5. „Vierte (und offenbar nach Deiner Meinung die entscheidende): Die Geschichte des angeblichen Versprechens der Nicht-Ausdehnung der NATO. Es ist nun wiederholt dargestellt worden, …“
Zu der inhaltlichen Seite dieses Einwandes verweise ich auf die Antwort auf Tim Hagemann. Warum ich die ja durchaus wahre Behauptung von dem Fehlen eines schriftlichen Dokumentes über die Frage der NATO-Osterweiterung als „winkeladvokatorisch“ bezeichne? Weil auch schriftliche Verträge nur ein „Fetzen Papier“ sind, wenn sie nicht durch den sozialen Status der Versprechenden beglaubigt werden. Der Urvater der staatlichen Souveränität, Thomas Hobbes, schrieb: „Da die Kraft des Wortes … zu schwach ist, um die Menschen zur Erfüllung ihrer Verträge anzuhalten, gibt es in der menschlichen Natur nur zwei denkbare Heilmittel zu ihrer Stärkung, und diese sind einmal die Furcht vor den Folgen eines Wortbruchs, oder aber das Gefühl des Ruhms und des Stolzes, als jemand dazustehen der einen Wortbruch nicht nötig hat“ (Leviathan, 14. Kap.). Der Winkeladvokat ist jemand, dem jenes Gefühl des „Ruhms und Stolzes“ abgeht. Auch souveräne Staaten haben so etwas wie Ehre und Stolz.

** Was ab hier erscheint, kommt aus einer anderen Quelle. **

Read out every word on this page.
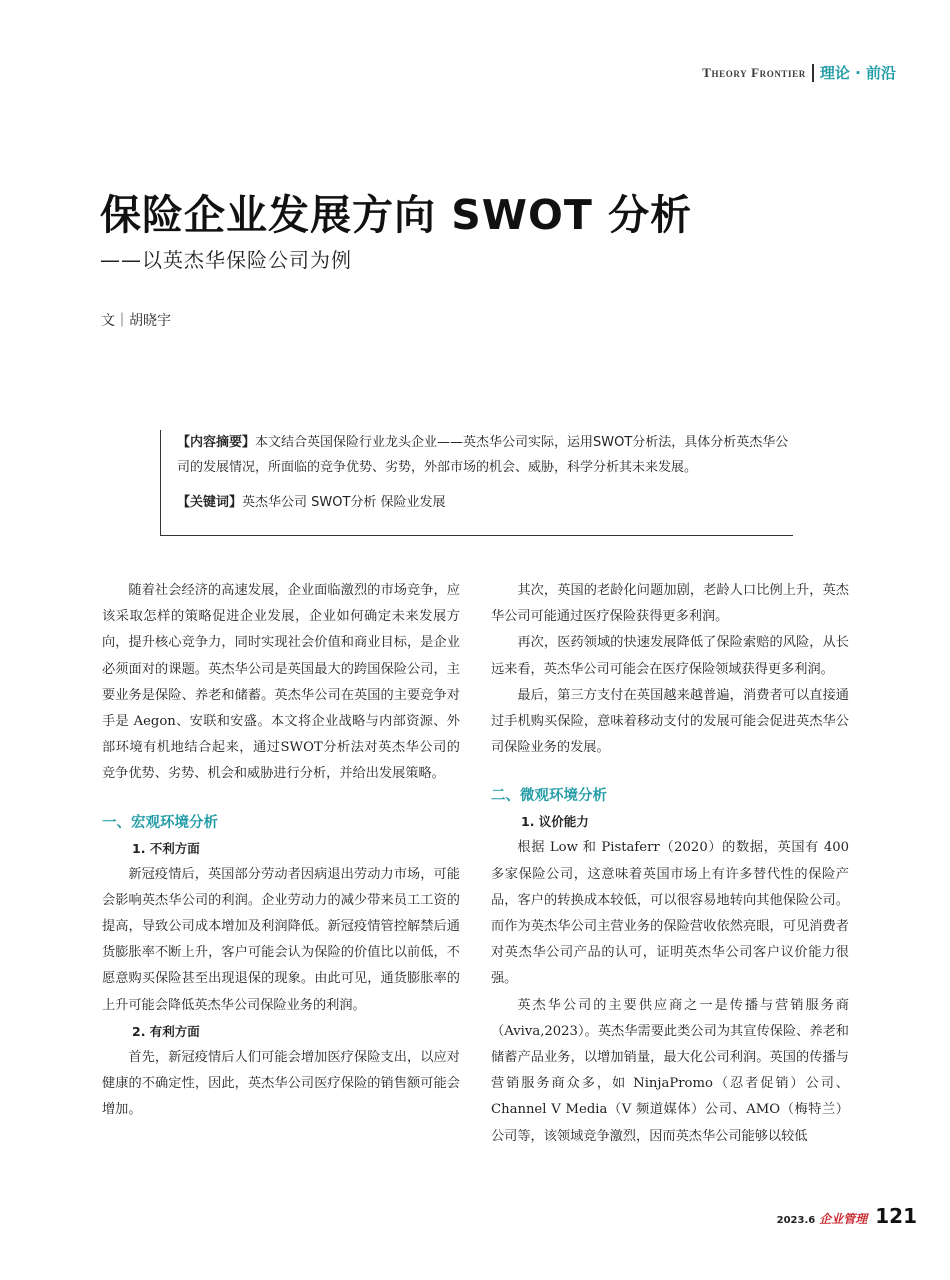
Theory Frontier 理论 · 前沿
保险企业发展方向 SWOT 分析
——以英杰华保险公司为例
文｜胡晓宇
【内容摘要】本文结合英国保险行业龙头企业——英杰华公司实际，运用SWOT分析法，具体分析英杰华公司的发展情况，所面临的竞争优势、劣势，外部市场的机会、威胁，科学分析其未来发展。
【关键词】英杰华公司 SWOT分析 保险业发展

随着社会经济的高速发展，企业面临激烈的市场竞争，应该采取怎样的策略促进企业发展，企业如何确定未来发展方向，提升核心竞争力，同时实现社会价值和商业目标，是企业必须面对的课题。英杰华公司是英国最大的跨国保险公司，主要业务是保险、养老和储蓄。英杰华公司在英国的主要竞争对手是 Aegon、安联和安盛。本文将企业战略与内部资源、外部环境有机地结合起来，通过SWOT分析法对英杰华公司的竞争优势、劣势、机会和威胁进行分析，并给出发展策略。

一、宏观环境分析
1. 不利方面

新冠疫情后，英国部分劳动者因病退出劳动力市场，可能会影响英杰华公司的利润。企业劳动力的减少带来员工工资的提高，导致公司成本增加及利润降低。新冠疫情管控解禁后通货膨胀率不断上升，客户可能会认为保险的价值比以前低，不愿意购买保险甚至出现退保的现象。由此可见，通货膨胀率的上升可能会降低英杰华公司保险业务的利润。

2. 有利方面

首先，新冠疫情后人们可能会增加医疗保险支出，以应对健康的不确定性，因此，英杰华公司医疗保险的销售额可能会增加。

其次，英国的老龄化问题加剧，老龄人口比例上升，英杰华公司可能通过医疗保险获得更多利润。

再次，医药领域的快速发展降低了保险索赔的风险，从长远来看，英杰华公司可能会在医疗保险领域获得更多利润。

最后，第三方支付在英国越来越普遍，消费者可以直接通过手机购买保险，意味着移动支付的发展可能会促进英杰华公司保险业务的发展。

二、微观环境分析
1. 议价能力

根据 Low 和 Pistaferr（2020）的数据，英国有 400 多家保险公司，这意味着英国市场上有许多替代性的保险产品，客户的转换成本较低，可以很容易地转向其他保险公司。而作为英杰华公司主营业务的保险营收依然亮眼，可见消费者对英杰华公司产品的认可，证明英杰华公司客户议价能力很强。

英杰华公司的主要供应商之一是传播与营销服务商（Aviva,2023）。英杰华需要此类公司为其宣传保险、养老和储蓄产品业务，以增加销量，最大化公司利润。英国的传播与营销服务商众多，如 NinjaPromo（忍者促销）公司、Channel V Media（V 频道媒体）公司、AMO（梅特兰）公司等，该领域竞争激烈，因而英杰华公司能够以较低

2023.6 企业管理 121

6. Dein letzter Absatz hat mich am meisten beunruhigt:
„Die Welt hat seit dem Jahre 1933 schmerzlich erleben müssen, zu welchen Untaten eine Nation fähig ist, die sich – zu Recht oder zu Unrecht – gekränkt, beleidigt, gedemütigt und allein gelassen fühlt, mit anderen Worten: in existentieller Unsicherheit lebt. Vielleicht sollten wir dieser möglichen Parallele zur heutigen Situation mehr Aufmerksamkeit widmen.“
Der Satz enthält keine Rechtfertigung oder Entschuldigung – er ist der Versuch der Erklärung einer vermuteten Kausalität. Sie beunruhigt mich selbst auch. Mit dem Hinweis auf die Erfahrung der Demütigung meine ich nicht die bloße Behauptung einer Demütigung. Sie verweist vielmehr auf die Situation, die ich als „existentielle Unsicherheit“ bezeichnet habe. Diese, so die Hypothese, liegt vor, wenn das gesellschaftliche Verhältnis, das Sicherheit konstituiert, durch den Wegfall von Gegenseitigkeit gestört ist. Die Formulierung „zu Recht oder zu Unrecht“ bringt zum Ausdruck, dass Demüti-gung nicht als eine Sanktion oder als bewusst zugefügtes Leid misszuverstehen ist. Es meint die Erfahrung eines Mangels – das Fehlen der Anerkennung als Gleicher. Diese ist hier nicht als ein wie immer begründeter und begründungsbedürftiger Anspruch gemeint. Sie ist eine Bedingung von Sicherheit. Die moralische Verurteilung des um Anerkennung Kämpfenden mag berechtigt sein – und ist es im Falle des russischen Angriffskrieges auch. Aber sie ersetzt nicht das gesellschaftliche Verhältnis, durch das internationale Sicherheit erst hergestellt wird.
Zum Schluss: was ist die politische Botschaft? Zurück zur “Partnerschaft des Friedens”. Könnte die EU als erfolgreiche Union souveräner Staaten nicht Russland anbieten, bei der Errichtung einer Gemeinschaft souveräner eurasischer Staaten mit Rat und Tat beizustehen, um an der Errichtung einer Russland einschließenden europäischen Friedensordnung mitzuwirken? Das augenblickliche Ziel, Russland zum Paria der internationalen Ordnung zu degradieren, könnte gelingen, aber friedlicher wird damit die Welt vermutlich nicht.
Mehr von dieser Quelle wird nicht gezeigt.